Je lui demande pourquoi elle veut de nouveau être élue députée européenne. Elle fait la moue et regarde le crépuscule dans un ciel parisien sans nuage. Elle serre son sac à dos contre elle. « Parfois, c'est difficile à expliquer. Les institutions européennes sont comme une énorme baleine. C'est long, très long de les faire changer de direction. » Je lui demande s'il est réaliste de croire que la baleine changera de direction : « avec des mouches, ce serait plus simple. Elles changent de direction tout le temps. » Elle dessine la trajectoire d'une mouche avec sa main. Peut-être qu'elle se moque de moi, peut-être qu'elle essaie de me faire rire, rien n'est moins sûr.
Le moteur de son travail au Parlement européen, c'est une rage nourrie par le fait que beaucoup de choses s'y passent qui n'ont pour elle aucun sens. Elle donne un exemple : elle a récemment écouté un représentant de l'industrie du câble qui disait la même chose qu'un de ses collègues du Parlement lors d'une session quelques jours plus tôt. Selon elle, beaucoup de parlementaires ne savent pas gérer la pression permanante des lobbys et répètent à la lettre les dires des « représentants d'intérêts ». Son jugement est dévastateur : beaucoup de parlementaires, comme son collègue qui s'alignait sur l'industrie du câble, manqueraient de morale et de valeurs pour résister aux intérêts des lobbys. Elle aurait alors commencé à classifier les gens selon qui ils représentaient. Cette maladie, elle dit l'avoir contracté à Bruxelles.

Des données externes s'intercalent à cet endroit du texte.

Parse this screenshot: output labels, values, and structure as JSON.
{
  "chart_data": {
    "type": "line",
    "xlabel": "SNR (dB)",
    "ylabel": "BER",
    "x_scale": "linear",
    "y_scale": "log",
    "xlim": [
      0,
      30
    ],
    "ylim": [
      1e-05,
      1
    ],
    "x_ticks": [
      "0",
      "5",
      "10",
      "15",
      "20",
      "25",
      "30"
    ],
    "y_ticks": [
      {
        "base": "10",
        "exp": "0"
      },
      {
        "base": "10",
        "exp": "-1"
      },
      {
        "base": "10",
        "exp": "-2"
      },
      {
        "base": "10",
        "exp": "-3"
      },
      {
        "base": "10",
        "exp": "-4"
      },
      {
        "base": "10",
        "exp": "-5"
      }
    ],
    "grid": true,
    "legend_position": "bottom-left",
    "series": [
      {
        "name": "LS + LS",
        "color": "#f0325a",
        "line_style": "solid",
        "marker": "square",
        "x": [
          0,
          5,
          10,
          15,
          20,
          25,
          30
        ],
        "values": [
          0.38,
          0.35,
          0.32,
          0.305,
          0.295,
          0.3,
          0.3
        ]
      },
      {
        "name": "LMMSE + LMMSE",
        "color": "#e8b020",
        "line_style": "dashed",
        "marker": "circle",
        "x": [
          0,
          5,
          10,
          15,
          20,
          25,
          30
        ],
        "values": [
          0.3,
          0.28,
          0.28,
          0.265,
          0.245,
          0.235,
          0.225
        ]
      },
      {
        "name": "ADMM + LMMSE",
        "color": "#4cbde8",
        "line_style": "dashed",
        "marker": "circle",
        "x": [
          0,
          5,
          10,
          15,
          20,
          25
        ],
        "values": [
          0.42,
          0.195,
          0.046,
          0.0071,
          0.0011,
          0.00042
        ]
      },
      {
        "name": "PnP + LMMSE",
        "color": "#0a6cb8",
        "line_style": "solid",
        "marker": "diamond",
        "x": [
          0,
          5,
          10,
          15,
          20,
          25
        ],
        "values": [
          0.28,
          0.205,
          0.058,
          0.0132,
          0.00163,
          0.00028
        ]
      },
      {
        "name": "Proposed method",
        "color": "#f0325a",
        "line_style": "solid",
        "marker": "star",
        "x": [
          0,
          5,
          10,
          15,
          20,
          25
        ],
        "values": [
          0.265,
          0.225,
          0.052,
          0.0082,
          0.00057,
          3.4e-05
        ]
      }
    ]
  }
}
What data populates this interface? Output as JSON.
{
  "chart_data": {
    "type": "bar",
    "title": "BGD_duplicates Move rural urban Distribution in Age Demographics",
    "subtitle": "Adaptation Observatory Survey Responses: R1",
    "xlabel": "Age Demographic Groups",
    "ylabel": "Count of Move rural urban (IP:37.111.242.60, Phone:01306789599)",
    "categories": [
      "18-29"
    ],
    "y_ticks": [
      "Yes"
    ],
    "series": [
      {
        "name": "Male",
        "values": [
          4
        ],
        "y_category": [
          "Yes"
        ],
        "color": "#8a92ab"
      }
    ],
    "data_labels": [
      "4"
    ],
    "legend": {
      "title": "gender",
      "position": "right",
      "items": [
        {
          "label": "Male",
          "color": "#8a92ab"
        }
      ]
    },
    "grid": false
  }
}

Le plagiat est une bonne chose
La discussion avec Amelia ne m'a pas aidé à comprendre les institutions européennes. Elles me paraissent plutôt comme des monstres desquels il ne faut pas trop s'approcher. J'ai été contraint d'imaginer un groupe de parlementaires dont les idées se faisaient avaler par une baleine et dont les recommandations étaient rendues méconnaissables par des lobbyistes. L'Europe fait-elle si peur ?
« Au contraire », me rassure Amelia. « L'Europe devrait continuer à soutenir le libre-échange au sein du continent. Historiquement, l'Europe aurait été précurseur au niveau des sciences et de la culture parce que les États copiaient l'un sur l'autre. Le Parlement devrait donc garantir la libre circulation des personnes pour qu'ils puissent continuer à s'inspirer mutuellement. » Selon elle, nous vivons à une époque où nous nous faisons des amis grâce aux expériences que nous partageons et non par la proximité géographique.
Nous nous serrons à nouveau la main. Cette fois, elle s'incline légèrement avant d'attraper son sac à dos vert et de se précipiter vers la sortie. Il y a du pain sur la planche avant les élections.